Komunitas Peduli Puspa Langka Bengkulu Melindungi Rafflesia dari Kepunahan
Indonesia memiliki keanekaragaman hayati yang cukup tinggi. Merujuk buku “Kekinian Keanekaragaman Hayati Indonesia” yang diterbitkan LIPI Press, Indonesia memiliki 17 persen total spesies dunia. Setidaknya ada 8.157 jenis fauna vertebrata (mamalia, burung, herpetofauna, dan ikan) dan 1.900 jenis kupu-kupu, 80.000 jenis tumbuhan berspora, 40.000 jenis flora tumbuhan berbiji, 595 jenis lumut kerak, 2.197 jenis paku-pakuan, dan 1.500 jenis alga di Indonesia.
Dari berbagai macam keanekaragaman hayati tersebut, sebagian di antaranya terancam punah dan berstatus dilindungi. Akan tetapi, berstatus dilindungi tidak lantas membuat flora dan fauna tersebut aman dan terlestarikan. Salah satunya adalah bunga Rafflesia (puspa langka) yang banyak tumbuh di Bengkulu.
Di provinsi yang terkenal dengan julukan “Bumi Rafflesia” ini, setidaknya ada lima jenis Rafflesia yang tumbuh, yaitu Rafflesia Arnoldii (Padma Raksasa), Rafflesia Gadutensis, Rafflesia Hasseltii, Rafflesia Bengkuluensis, dan Rafflesia Kemumu. Namun sayangnya, puspa langka ini semakin terancam habitatnya akibat perusakan dan perambahan hutan.
Itulah yang mendorong terbentuknya Komunitas Peduli Puspa Langka (KPPL) Bengkulu pada 18 Desember 2010. Komunitas ini memiliki misi melestarikan puspa langka di Bengkulu dan membuat ‘Bumi Rafflesia’ semakin dikenal luas.

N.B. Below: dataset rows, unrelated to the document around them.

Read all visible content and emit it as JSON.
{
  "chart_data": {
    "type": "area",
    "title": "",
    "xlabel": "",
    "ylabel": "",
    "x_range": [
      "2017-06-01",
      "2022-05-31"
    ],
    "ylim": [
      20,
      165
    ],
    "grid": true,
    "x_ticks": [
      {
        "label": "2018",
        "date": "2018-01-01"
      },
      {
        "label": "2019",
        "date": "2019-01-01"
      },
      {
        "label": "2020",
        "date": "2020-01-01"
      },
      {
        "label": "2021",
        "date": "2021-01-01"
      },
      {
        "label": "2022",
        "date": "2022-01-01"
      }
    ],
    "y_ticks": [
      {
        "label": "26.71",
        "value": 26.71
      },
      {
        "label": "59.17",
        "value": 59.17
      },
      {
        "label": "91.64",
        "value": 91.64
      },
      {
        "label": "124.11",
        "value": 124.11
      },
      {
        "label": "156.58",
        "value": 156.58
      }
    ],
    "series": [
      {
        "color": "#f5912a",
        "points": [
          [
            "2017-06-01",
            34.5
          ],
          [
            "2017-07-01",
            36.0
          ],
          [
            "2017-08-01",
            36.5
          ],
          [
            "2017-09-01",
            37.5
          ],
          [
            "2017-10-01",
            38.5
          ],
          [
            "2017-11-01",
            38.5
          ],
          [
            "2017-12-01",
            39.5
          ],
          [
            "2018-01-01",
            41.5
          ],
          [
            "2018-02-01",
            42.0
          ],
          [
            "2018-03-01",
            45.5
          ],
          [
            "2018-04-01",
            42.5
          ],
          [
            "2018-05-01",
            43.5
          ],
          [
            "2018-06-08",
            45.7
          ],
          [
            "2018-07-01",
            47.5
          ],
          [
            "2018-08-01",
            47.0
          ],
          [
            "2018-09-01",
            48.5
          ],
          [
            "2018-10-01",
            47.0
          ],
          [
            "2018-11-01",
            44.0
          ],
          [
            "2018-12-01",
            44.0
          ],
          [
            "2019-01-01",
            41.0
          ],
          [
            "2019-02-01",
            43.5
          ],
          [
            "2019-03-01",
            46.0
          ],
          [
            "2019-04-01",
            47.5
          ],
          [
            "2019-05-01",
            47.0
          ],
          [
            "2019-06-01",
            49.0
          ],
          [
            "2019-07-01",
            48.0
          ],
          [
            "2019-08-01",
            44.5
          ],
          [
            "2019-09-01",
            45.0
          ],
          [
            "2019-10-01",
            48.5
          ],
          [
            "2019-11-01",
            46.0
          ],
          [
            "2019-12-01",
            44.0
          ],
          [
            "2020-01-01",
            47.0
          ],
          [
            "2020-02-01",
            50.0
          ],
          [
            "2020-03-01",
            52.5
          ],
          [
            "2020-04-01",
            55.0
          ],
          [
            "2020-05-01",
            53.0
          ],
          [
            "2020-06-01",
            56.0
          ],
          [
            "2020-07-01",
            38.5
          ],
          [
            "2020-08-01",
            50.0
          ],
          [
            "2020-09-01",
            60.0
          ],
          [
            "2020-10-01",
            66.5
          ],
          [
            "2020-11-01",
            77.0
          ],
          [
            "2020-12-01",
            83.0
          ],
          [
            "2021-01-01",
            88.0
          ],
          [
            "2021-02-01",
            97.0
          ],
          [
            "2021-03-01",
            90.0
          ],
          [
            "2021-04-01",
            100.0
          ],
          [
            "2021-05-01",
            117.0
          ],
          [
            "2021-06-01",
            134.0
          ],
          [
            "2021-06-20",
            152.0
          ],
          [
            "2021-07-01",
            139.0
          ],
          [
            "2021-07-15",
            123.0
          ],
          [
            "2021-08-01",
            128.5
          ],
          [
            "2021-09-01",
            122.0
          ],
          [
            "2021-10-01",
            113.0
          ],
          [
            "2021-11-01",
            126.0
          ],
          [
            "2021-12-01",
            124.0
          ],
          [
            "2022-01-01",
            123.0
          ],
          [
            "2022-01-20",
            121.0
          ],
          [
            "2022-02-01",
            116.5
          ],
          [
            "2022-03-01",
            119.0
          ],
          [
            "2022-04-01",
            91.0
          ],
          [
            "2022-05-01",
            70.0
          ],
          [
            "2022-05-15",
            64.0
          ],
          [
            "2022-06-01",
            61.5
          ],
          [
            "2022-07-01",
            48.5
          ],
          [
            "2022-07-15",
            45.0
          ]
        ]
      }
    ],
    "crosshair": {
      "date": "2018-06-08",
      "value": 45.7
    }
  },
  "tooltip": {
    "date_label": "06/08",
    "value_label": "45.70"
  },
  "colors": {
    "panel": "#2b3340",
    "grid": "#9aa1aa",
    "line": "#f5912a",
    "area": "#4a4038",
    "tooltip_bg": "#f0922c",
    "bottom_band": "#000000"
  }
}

Tidak hanya Rafflesia, KPPL juga melindungi bunga-bunga langka lain yang juga terancam seperti anggrek pensil (Papilionanthe hookeriana) dan bunga kibut (bunga bangkai/Amorphophallus titanum).
Green Network mewawancarai Sofian Rafflesia, pendiri KPPL, pada Senin malam (31/10/2022). Kami berbincang seputar kondisi bunga langka hari ini dan bagaimana upaya yang semestinya dilakukan untuk melestarikannya.
Apa masalah utama menyangkut keberadaan bunga langka di Indonesia?
Kondisi bunga langka di Indonesia hari ini sangat mengkhawatirkan. Saya melihat sejauh ini pemerintah negara kita, baik pusat maupun daerah, belum menaruh perhatian dalam hal perlindungan flora langka yang tumbuh di kawasan hutan. Padahal flora-flora langka ini adalah suatu keistimewaan alam Indonesia, Bengkulu khususnya. Selama ini pengelolaan habitat Rafflesia hanya dilakukan secara sukarela, mandiri, swadaya, oleh kelompok-kelompok masyarakat yang peduli.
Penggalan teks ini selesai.